Des lecteurs (bonjour, Aurélie Lanctôt, bonjour, Maxime Roy-Allard) m'ont signalé le livre de l'anthropologue américain David Graeber, The Utopia of Rules, pour comprendre la nature de la bureaucratie - étatique et corporative - au XXIsiècle. Permettez que j'en cite un passage, passage qui illustre parfaitement la saga du formulaire à l'encre bleue exigé par le tatillon Réseau de transport de Longueuil : 

«Pour quiconque fut un réfugié, ou qui a dû remplir un formulaire de 40 pages pour faire admettre son enfant dans une école de musique, l'idée que la bureaucratie a quoi que ce soit à voir avec la raison peut sembler étrange. Mais c'est pourtant ce qu'on pense, en haut lieu. De l'intérieur du système, les algorithmes et les formules mathématiques par lesquels le monde est évalué deviennent plus que des mesures de valeurs, ils deviennent une valeur en elle-même.»

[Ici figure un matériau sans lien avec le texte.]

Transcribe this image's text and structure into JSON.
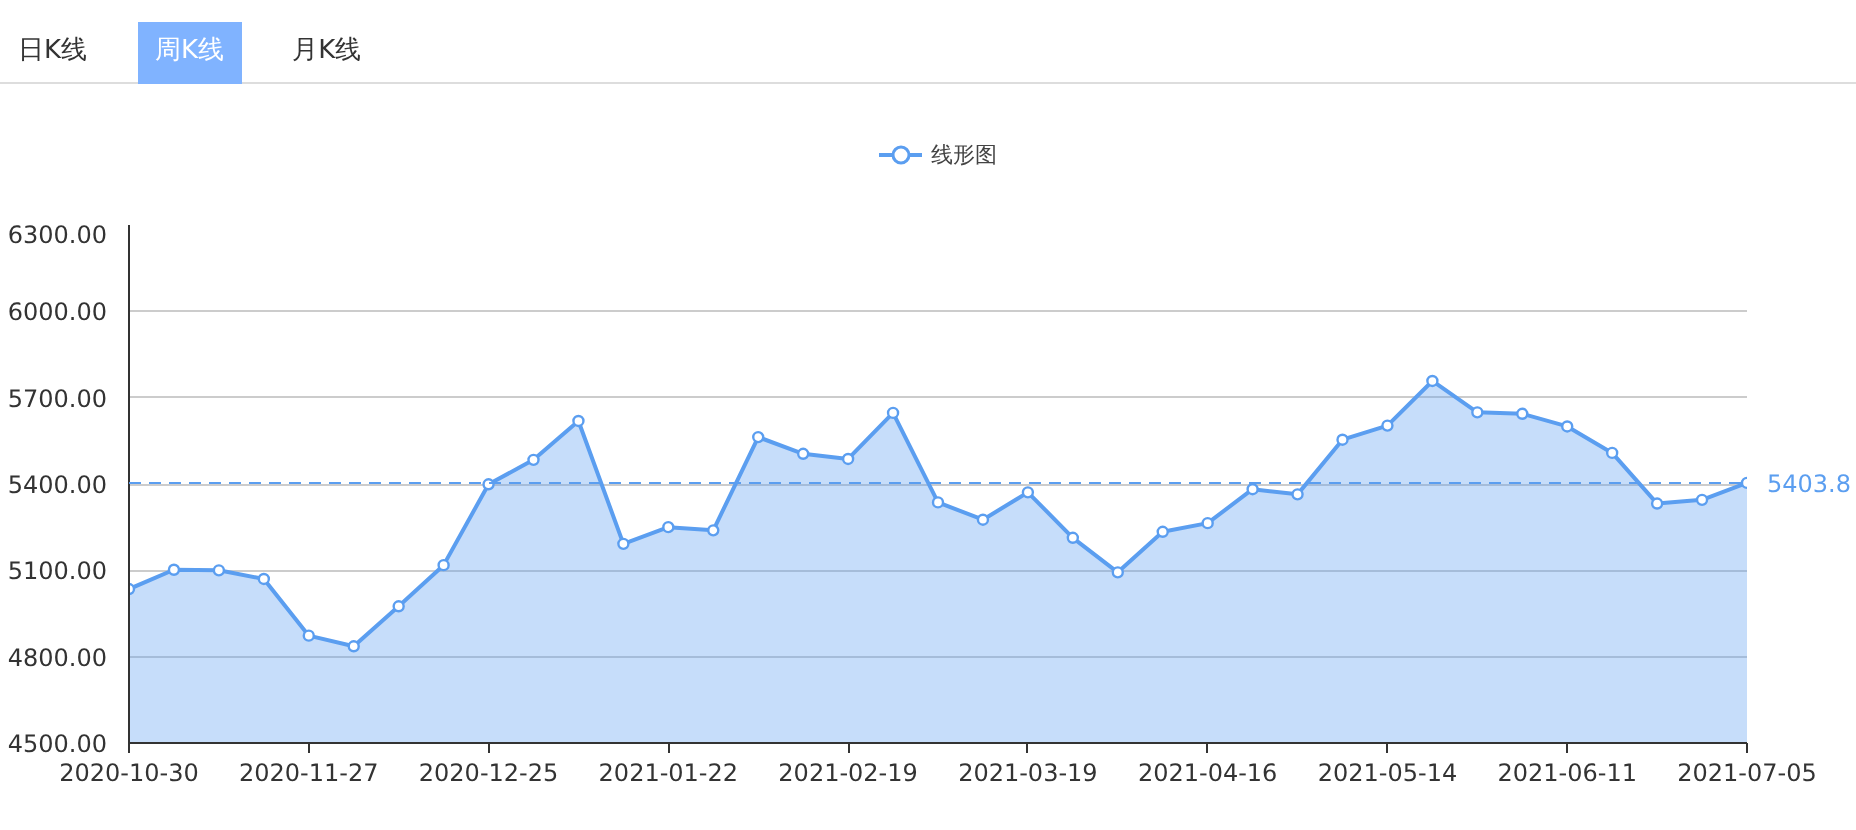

Bref, l'évaluation est plus importante pour les bureaucraties que ce qui est évalué, le formulaire est pour le fonctionnaire plus important que ce que «l'usager» y consigne et la couleur de l'encre du cr*** de formulaire, une valeur cardinale qui se dresse comme un mur de Berlin entre le citoyen et le service. Pour la machine, c'est parfaitement logique...

Vous dire cependant que la porte-parole du RTL ne s'est pas obstinée avec moi sur la logique d'exiger de l'encre bleue de médecins qui remplissent des formulaires.

Quand j'ai demandé à la porte-parole Le Marquand si la sacralité de l'encre bleue sur les formulaires du RTL était stupide ou alors absurde, elle m'a répondu : «C'est une directive désuète qui a grandement besoin d'être mise à jour et cela sera fait rapidement.»

Ici, je pourrais pavoiser et vous dire qu'il s'agit d'un autre triomphe du journalisme moderne : un appel de La Presse a fait voir la lumière à un organisme public, et le RTL va peut-être cesser de faire suer l'univers avec la couleur de l'encre utilisée pour remplir ses formulaires...

Pourtant, non. Zéro.

C'est au contraire super décourageant, limite vertigineux : il n'y a pas assez de journalistes et de médias pour débusquer chaque formulaire stupide, chaque procédure contre-productive ici-bas.

Ce n'est pas une raison pour ne pas en parler, remarquez...

Et comme le titre de cette chronique l'indique, elle aura une suite.

Je vous invite à me faire part de vos propres cauchemars bureaucratiques...

Je finis d'écrire cette chronique, je reçois des précisions de la Dre Leblanc sur la saga de sa patiente et du formulaire rempli à l'encre noire...

Après l'injure de l'encre bleue, la doc me raconte que le RTL a ajouté une insulte bureaucratique à son «usagère» : on ne lui a même pas envoyé un formulaire vierge, non.

Trop simple, trop logique...

La fille de la dame a dû aller en chercher un neuf au RTL. En personne.